Department of Defense raids Concurrent Technologies
Reasons federal agents examined Johnstown-area defense contractor unclear
The Department of Defense raided a Johnstown-area defense contractor Tuesday, but no one was saying why.
Federal agents swept into Concurrent Technologies Corp., a nonprofit originally established by the late U.S. Rep. John Murtha, D-Johnstown, that has received large Defense Department research contracts for the Air Force and Navy.
The U.S. attorney’s office in Pittsburgh confirmed the raids but would not comment further.
The agents who conducted the searches were from Defense Criminal Investigative Services, which handles fraud cases, along with the Air Force Office of Special Investigations and the Criminal Investigation Division of the IRS.
Agents searched offices at CTC’s Systems Technology building on CTC Drive and the company’s Environmental Technology facility on Industrial Park Road.
Federal prosecutors would not discuss the nature of the raids other than to say they are part of an “ongoing investigation.”
Company
spokeswoman Mary Bevan said employees were greeted by agents when they came to work and were told to go home.
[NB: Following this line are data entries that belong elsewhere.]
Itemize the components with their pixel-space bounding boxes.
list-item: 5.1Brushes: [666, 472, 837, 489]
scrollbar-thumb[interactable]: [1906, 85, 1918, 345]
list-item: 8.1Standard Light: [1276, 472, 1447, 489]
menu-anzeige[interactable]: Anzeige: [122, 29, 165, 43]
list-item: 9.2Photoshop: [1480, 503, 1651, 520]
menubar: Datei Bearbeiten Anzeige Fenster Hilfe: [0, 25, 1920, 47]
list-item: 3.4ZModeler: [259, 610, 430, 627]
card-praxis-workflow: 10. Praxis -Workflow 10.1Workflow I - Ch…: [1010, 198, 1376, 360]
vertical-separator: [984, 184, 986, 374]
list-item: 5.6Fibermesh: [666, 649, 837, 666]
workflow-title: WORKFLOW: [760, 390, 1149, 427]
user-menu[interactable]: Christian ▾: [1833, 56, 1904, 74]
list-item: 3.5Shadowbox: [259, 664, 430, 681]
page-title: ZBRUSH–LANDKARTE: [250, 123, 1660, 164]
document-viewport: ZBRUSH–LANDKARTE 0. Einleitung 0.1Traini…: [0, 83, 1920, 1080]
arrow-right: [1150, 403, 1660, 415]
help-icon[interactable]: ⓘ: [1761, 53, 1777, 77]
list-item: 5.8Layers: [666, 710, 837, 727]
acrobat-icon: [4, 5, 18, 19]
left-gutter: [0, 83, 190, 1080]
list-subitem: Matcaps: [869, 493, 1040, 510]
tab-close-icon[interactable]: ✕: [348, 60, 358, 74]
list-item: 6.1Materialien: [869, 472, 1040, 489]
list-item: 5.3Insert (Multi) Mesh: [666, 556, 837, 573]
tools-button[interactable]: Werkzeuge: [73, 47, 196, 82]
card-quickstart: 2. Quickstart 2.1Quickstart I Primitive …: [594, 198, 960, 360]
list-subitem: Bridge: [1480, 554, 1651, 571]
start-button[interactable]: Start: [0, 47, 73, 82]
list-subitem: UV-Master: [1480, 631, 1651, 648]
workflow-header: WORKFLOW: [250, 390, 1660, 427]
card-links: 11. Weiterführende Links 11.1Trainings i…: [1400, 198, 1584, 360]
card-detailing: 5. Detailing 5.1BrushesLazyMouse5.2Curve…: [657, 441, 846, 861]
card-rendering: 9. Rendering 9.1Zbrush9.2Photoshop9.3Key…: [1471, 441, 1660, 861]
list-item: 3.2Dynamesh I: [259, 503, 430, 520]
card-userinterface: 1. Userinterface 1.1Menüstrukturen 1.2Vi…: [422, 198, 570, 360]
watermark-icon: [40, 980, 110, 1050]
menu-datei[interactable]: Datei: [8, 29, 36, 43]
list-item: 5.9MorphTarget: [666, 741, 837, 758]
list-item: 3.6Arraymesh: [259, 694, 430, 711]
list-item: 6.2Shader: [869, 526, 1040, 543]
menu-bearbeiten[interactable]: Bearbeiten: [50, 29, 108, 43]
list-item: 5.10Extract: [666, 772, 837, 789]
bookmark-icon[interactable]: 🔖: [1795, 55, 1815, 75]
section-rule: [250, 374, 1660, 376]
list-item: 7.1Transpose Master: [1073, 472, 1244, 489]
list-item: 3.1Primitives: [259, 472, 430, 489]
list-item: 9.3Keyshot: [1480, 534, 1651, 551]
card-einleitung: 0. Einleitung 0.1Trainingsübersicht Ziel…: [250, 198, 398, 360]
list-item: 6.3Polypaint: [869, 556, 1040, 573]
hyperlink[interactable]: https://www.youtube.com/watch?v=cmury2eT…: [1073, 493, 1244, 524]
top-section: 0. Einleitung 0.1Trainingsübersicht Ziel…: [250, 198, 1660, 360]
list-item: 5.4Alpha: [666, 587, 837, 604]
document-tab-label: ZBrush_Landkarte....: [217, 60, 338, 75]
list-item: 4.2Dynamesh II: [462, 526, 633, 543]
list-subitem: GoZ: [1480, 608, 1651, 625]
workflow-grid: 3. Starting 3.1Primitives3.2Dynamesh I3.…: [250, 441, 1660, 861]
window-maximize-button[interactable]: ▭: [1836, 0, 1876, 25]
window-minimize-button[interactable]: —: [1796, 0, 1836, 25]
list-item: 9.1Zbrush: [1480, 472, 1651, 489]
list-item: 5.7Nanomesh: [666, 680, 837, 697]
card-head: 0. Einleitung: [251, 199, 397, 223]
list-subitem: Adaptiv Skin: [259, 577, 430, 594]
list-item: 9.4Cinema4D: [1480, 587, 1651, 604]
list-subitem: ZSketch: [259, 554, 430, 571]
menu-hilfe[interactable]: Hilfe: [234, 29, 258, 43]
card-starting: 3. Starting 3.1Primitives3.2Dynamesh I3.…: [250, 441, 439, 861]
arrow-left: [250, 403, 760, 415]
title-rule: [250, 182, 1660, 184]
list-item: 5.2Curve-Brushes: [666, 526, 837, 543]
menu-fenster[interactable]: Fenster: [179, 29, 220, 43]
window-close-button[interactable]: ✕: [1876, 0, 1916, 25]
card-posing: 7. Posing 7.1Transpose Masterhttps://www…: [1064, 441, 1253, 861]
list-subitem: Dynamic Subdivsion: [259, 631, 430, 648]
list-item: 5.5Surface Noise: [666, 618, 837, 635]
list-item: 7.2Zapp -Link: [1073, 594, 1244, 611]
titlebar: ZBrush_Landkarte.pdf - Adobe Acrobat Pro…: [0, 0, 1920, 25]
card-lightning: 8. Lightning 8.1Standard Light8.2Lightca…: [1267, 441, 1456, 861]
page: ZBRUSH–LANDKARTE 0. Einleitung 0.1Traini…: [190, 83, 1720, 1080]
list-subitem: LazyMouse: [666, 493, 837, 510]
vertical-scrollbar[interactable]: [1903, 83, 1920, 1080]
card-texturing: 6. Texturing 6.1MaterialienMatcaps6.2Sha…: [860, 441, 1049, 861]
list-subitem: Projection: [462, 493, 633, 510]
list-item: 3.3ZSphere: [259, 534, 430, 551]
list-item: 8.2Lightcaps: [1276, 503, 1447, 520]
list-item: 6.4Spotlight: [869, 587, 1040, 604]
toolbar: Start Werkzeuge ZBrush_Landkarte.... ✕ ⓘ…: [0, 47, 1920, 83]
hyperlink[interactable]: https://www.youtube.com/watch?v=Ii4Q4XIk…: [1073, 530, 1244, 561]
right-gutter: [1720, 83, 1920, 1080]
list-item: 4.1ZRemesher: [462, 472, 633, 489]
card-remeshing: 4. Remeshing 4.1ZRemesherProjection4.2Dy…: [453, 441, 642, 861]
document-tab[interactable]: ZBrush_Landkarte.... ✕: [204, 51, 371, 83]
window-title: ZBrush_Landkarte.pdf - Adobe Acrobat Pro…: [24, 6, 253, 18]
The center, which has facilities in 12 states, has 568 employees in Johnstown.
“We don’t know what they are looking for,” Ms. Bevan said of the agents, who spent much of the day at the company.
She said none of CTC’s other facilities across the country was raided.
While the focus of the investigation is unclear, the news was another blow for Johnstown and Mr. Murtha’s legacy.
Mr. Murtha, who died in 2010, set up CTC in the 1980s as a nonprofit research center for metalworking and helped guide some $1 billion in defense earmarks to the enterprise over the years.
At the time of his death, the FBI was examining Mr. Murtha’s connections to another firm, Kuchera Defense Systems, to which he directed millions in congressional earmarks as chairman of the House Appropriations Subcommittee on Defense.
Prosecutors said Kuchera Defense paid $200,000 in kickbacks to Richard Ianieri, who ran Coherent Systems International.
Mr. Ianieri steered $650,000 worth of government work to Kuchera Defense from an $8.2 million earmark in return for the kickback.
Prosecutors have said that Mr. Ianieri received the contract after hiring a lobbying firm that employed Mr. Murtha’s brother, Kit.
William and Ronald Kuchera, the two brothers who co-owned Kuchera Defense, pleaded guilty in April to defrauding the government and conspiring to avoid paying taxes. They will be sentenced Oct. 7.